Things can get very bad in England if the Conservatives refuse to embrace UKIP.  This is so because, when a single party splits in two, rather than getting twice as many votes, each gets half as many, leaving power to the party on the opposite side of the aisle. In England, if Conservatives and UKIP combine, they have a clear majority; if they fight it out, the smaller Labour party sweeps the elections. (The GOP should, but won’t, pay attention to this.)

On the subject of energy, Hannan says that there is a vast shale reserve under his own constituency in south-eastern England. However, unlike America, which has vertical rights, the British did not own the land under their property. Since oil recovery can be a messy, noisy prospect, no one has an incentive to engage in it. Only with some ownership rights will they be willing to drill.

Finally, Hannan addressed how he, an individualist, can sit in the EU, the ultimate administrative, top-down, undemocratic body. For one thing, he explained, he is not simply defined by one thing. One can simultaneously be a member of the EU and work to limit its power.  More than that, to the extent the EU is a representative body, he should represent those who don’t like the EU. He admitted, though, that this is an uncomfortable situation for him, especially given that the British still have a vestigial sense of law and individual freedom, while the Europeans fear individual decision-makers (after all, individuals elected Hitler and Mussolini) and have endless faith in the power of elite technocrats.

Lastly, as I mentioned at the top of this post, I had a brief word with Hannan when he signed the book. Interestingly enough, while driving into the City, Charles Martel and I had spoken about the Leftist march through institutions. One of my points was that conservatives made that march easy because, by definition, conservatives are suspicious of institutions. A person who values individualism and liberty is not about to embrace an institution that invariably leads to its opposite. By instinctively retreating from those institutions, however, conservatives created a vacuum that the Left gleefully filled.

Since Hannan had spoken about the reason a conservative would enter the EU, I suggested that, if he’s asked that question again, he should add that he’s countering the Leftist march through institutions by filling a seat that would otherwise have gone to someone hungering for even more technocratic, bureaucratic power.
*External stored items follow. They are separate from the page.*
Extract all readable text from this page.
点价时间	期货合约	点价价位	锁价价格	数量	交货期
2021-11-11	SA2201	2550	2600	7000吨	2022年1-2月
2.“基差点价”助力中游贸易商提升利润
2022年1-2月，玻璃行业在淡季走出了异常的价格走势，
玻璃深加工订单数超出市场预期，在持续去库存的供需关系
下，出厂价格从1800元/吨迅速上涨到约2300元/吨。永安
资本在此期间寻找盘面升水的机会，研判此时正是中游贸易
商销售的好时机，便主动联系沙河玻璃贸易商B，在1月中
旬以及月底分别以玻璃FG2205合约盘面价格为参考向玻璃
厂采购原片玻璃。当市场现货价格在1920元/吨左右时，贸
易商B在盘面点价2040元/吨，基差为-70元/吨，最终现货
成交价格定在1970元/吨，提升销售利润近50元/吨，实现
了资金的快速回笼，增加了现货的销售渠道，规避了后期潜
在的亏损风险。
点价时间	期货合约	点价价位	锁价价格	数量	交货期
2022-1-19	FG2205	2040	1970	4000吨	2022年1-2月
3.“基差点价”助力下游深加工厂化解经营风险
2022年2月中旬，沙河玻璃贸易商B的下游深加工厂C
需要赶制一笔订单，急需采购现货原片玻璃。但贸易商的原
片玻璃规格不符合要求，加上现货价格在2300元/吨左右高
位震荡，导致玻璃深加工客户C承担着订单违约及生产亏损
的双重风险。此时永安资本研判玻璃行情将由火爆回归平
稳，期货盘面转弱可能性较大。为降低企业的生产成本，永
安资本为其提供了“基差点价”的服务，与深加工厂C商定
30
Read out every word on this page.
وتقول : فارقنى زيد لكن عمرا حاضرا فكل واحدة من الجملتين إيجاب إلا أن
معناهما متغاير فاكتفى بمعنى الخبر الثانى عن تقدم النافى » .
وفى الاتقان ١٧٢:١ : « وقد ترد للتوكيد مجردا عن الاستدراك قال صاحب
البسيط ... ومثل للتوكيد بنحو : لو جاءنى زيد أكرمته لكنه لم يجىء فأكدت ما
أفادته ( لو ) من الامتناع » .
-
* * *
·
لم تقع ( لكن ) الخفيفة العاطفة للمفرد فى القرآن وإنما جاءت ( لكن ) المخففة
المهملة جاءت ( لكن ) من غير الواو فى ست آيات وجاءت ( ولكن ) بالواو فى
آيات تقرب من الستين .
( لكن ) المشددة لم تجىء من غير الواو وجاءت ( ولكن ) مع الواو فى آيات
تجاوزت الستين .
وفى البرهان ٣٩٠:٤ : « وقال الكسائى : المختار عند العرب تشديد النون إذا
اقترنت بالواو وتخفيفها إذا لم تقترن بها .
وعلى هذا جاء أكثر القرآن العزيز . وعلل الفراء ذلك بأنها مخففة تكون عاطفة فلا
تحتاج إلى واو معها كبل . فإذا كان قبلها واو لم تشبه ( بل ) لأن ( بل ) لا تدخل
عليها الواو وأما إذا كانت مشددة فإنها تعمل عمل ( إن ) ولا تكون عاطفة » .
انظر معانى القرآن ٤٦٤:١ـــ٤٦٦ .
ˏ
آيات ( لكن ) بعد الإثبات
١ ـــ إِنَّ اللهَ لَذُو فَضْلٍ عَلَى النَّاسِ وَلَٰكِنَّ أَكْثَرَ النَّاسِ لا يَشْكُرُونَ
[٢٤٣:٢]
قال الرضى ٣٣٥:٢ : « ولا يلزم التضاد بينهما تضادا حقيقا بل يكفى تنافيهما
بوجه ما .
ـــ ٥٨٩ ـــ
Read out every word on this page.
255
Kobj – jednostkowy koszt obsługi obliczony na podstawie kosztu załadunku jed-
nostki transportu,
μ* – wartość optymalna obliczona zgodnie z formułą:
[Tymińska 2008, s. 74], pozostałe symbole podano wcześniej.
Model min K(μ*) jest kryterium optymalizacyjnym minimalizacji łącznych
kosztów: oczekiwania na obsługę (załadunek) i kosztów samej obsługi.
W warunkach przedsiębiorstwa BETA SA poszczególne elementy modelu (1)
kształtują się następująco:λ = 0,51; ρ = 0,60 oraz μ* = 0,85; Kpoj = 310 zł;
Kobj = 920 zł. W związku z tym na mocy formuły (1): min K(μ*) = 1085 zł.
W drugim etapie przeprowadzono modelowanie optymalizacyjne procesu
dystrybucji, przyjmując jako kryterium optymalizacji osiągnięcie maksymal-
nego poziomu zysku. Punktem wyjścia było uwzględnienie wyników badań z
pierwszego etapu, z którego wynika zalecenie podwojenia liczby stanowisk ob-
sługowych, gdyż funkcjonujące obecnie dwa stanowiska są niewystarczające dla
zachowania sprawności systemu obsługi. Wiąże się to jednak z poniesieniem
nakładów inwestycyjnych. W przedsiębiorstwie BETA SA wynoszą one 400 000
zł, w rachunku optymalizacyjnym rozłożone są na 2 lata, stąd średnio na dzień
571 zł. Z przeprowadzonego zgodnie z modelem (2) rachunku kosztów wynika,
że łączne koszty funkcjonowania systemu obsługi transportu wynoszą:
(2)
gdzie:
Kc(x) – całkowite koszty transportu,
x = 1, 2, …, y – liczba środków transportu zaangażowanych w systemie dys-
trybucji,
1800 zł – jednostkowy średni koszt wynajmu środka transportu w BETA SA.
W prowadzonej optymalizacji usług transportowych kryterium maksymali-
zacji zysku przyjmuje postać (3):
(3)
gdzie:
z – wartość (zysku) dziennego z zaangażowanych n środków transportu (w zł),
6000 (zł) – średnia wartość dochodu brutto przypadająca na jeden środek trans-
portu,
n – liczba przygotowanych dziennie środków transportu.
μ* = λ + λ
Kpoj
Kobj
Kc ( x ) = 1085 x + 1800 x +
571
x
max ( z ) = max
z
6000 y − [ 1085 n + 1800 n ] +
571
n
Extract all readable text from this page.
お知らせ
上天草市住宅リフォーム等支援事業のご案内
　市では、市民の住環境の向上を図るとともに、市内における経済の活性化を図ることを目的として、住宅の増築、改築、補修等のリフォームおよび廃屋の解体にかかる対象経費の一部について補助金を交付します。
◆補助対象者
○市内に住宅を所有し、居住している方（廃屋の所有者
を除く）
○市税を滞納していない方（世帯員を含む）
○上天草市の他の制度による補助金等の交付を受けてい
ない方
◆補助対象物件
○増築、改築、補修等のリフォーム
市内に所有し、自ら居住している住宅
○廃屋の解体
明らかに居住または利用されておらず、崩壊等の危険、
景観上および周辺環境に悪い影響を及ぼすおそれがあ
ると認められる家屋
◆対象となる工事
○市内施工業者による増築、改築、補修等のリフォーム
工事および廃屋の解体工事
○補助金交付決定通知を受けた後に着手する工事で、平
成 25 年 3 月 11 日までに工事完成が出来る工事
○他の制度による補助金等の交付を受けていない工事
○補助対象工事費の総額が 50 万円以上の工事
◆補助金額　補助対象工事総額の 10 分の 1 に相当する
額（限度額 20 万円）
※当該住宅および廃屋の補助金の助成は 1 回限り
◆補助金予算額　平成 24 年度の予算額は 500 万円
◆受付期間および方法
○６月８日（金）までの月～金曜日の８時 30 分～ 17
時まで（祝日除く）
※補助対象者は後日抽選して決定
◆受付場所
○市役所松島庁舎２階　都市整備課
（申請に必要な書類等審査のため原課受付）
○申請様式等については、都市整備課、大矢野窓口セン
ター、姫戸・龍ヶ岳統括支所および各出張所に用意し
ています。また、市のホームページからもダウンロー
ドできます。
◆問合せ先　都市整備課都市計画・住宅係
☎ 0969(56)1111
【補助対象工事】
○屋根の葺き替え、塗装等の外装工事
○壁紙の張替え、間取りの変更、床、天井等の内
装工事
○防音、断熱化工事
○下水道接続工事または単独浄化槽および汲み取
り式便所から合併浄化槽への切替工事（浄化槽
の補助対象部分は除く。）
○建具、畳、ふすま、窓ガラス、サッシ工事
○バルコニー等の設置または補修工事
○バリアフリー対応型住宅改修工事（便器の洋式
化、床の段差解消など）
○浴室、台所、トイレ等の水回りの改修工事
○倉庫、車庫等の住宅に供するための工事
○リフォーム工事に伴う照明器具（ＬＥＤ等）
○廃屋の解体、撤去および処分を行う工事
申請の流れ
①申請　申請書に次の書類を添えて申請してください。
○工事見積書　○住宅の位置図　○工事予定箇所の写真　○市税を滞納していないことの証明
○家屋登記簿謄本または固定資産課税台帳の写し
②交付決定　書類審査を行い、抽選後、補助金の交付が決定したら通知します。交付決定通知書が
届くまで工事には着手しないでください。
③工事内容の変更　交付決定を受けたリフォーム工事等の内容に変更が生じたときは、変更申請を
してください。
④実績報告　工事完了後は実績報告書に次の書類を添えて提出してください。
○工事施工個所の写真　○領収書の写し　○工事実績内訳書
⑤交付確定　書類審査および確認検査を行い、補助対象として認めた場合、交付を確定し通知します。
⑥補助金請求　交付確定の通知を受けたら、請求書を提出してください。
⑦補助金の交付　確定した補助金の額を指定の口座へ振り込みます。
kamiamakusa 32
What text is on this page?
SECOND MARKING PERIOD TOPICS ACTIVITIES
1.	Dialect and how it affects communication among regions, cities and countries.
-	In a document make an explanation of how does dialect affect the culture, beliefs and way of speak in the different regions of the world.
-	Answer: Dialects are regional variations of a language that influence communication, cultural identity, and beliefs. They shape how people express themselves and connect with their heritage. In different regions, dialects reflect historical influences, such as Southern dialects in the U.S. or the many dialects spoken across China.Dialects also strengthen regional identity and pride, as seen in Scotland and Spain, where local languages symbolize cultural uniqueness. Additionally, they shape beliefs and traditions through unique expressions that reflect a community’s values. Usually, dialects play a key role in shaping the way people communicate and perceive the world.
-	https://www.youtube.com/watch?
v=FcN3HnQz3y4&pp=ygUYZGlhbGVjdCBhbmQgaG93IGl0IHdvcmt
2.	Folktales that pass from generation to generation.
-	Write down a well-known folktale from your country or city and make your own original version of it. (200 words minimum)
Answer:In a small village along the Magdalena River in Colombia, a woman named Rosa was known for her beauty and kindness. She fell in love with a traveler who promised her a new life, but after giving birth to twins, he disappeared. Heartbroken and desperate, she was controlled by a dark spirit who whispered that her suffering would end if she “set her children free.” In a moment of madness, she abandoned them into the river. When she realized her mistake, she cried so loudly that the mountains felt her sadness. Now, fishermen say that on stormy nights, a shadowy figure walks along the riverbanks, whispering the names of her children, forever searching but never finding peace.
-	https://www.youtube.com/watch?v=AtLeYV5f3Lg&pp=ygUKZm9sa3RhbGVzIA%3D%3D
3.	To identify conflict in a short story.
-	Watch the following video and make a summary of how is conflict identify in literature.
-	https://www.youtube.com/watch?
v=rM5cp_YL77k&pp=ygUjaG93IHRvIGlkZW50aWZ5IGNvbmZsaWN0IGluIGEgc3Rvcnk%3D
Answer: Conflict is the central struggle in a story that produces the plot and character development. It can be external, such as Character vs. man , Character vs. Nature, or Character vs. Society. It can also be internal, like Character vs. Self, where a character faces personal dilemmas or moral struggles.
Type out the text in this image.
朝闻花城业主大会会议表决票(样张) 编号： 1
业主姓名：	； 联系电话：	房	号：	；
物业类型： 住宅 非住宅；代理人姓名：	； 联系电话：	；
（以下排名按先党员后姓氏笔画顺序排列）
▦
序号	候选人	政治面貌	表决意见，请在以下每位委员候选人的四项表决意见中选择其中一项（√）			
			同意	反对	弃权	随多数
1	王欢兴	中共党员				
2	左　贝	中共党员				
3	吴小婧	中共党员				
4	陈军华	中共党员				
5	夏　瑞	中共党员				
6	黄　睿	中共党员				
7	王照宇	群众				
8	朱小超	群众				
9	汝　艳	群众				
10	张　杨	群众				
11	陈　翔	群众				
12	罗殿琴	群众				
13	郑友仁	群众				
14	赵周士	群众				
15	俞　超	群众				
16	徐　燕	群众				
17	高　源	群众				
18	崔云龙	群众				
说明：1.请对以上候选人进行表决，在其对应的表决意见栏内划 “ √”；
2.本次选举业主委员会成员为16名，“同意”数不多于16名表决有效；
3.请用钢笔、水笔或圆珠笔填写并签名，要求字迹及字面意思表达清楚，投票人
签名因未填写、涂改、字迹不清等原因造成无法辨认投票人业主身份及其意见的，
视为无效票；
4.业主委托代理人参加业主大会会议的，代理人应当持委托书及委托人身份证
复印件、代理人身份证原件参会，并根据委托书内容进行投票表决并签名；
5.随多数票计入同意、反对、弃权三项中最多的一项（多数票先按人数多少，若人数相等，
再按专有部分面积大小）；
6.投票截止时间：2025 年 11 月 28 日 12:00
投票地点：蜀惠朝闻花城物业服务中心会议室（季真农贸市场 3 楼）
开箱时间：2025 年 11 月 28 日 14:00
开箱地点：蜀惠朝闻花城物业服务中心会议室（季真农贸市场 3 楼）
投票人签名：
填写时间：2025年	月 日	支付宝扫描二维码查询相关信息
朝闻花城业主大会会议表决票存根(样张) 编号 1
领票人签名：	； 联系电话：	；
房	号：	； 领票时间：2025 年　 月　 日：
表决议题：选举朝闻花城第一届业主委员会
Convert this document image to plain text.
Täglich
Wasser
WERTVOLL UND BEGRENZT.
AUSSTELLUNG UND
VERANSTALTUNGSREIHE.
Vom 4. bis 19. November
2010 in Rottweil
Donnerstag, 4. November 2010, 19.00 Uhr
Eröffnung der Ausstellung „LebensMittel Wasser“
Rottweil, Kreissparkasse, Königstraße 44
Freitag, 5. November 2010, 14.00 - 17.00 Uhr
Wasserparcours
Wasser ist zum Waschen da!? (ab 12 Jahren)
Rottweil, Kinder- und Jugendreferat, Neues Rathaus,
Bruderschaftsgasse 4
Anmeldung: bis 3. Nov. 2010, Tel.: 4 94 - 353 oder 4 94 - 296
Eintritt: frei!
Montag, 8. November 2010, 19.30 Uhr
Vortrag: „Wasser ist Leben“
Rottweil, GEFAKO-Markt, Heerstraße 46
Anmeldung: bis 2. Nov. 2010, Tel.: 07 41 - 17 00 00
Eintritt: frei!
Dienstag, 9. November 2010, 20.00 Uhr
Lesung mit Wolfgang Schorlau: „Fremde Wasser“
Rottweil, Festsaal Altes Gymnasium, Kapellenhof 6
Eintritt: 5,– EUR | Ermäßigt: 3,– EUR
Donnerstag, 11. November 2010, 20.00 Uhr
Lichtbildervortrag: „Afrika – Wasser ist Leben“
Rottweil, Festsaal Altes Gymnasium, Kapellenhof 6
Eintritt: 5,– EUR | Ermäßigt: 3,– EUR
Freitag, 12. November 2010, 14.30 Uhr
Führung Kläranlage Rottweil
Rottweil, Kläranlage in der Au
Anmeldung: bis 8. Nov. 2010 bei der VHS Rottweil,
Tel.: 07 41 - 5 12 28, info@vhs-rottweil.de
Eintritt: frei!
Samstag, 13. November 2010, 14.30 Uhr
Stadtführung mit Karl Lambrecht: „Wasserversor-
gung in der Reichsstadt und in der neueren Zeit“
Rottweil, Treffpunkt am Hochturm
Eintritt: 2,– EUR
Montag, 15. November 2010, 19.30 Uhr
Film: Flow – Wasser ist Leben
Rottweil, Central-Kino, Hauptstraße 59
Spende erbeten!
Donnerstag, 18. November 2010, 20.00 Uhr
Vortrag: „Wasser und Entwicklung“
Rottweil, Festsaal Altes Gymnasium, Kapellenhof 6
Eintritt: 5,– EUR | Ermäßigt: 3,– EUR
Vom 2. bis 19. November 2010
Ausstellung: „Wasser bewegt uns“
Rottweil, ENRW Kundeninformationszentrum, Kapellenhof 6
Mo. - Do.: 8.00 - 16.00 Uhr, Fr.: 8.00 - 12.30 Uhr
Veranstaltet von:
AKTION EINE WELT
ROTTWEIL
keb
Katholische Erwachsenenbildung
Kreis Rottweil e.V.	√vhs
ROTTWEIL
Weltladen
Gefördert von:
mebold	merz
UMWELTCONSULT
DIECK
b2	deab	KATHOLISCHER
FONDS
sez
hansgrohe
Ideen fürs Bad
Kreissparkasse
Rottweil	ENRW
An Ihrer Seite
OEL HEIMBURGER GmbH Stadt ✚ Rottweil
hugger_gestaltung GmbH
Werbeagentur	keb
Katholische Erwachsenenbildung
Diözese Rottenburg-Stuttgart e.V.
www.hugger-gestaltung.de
Hannan really listened to me, and explained that he agrees with me, but that the few conservatives in the EU all speak about the soul-searing difficulty of functioning in that organization. To counter it, every year he organizes a holiday for all of them during which they contribute labor to a charitable organization (building houses for the poor, etc.).

I went in to the luncheon speech expecting to be impressed, and I left . . . impressed. Daniel Hannan is doing what he can to resurrect in the American soul a reverence for the rule of Law and all the benefits that flow from that. It’s up to us to do what we can to spread that idea further.

And one other thing:  Hannan’s talk gave me an insight into why Bush’s efforts to bring freedom to Iraq ultimately failed (with Obama simply adding to that failure when he created the power vacuum into which ISIS marched).  Bush made the mistake of thinking that democracy equals freedom.  In fact, democracy equals the right to vote.  The Soviets all voted.  I remember how the Soviet leadership always boasted that they were a true democracy, unlike America, because they had a 100% turnout in every election, unlike our puny two-digit numbers.  But they were not free.

Giving Iraqis the right to vote was not the same as creating a stable Angl0-American legal system within which they could thrive.  Of course, considering that sharia is a stable legal system, although a terribly repressive and punitive one, it’s doubtful if anyone, even someone with a better understanding of law’s relationship to freedom and stability, could have succeeded in Iraq.  As we have all had reason to learn, the Anglo-American system, which is individual-centric, does not exist in the same universe as sharia, which subordinates the individual completely to the cruel and autocratic will of the long-dead Mohamed.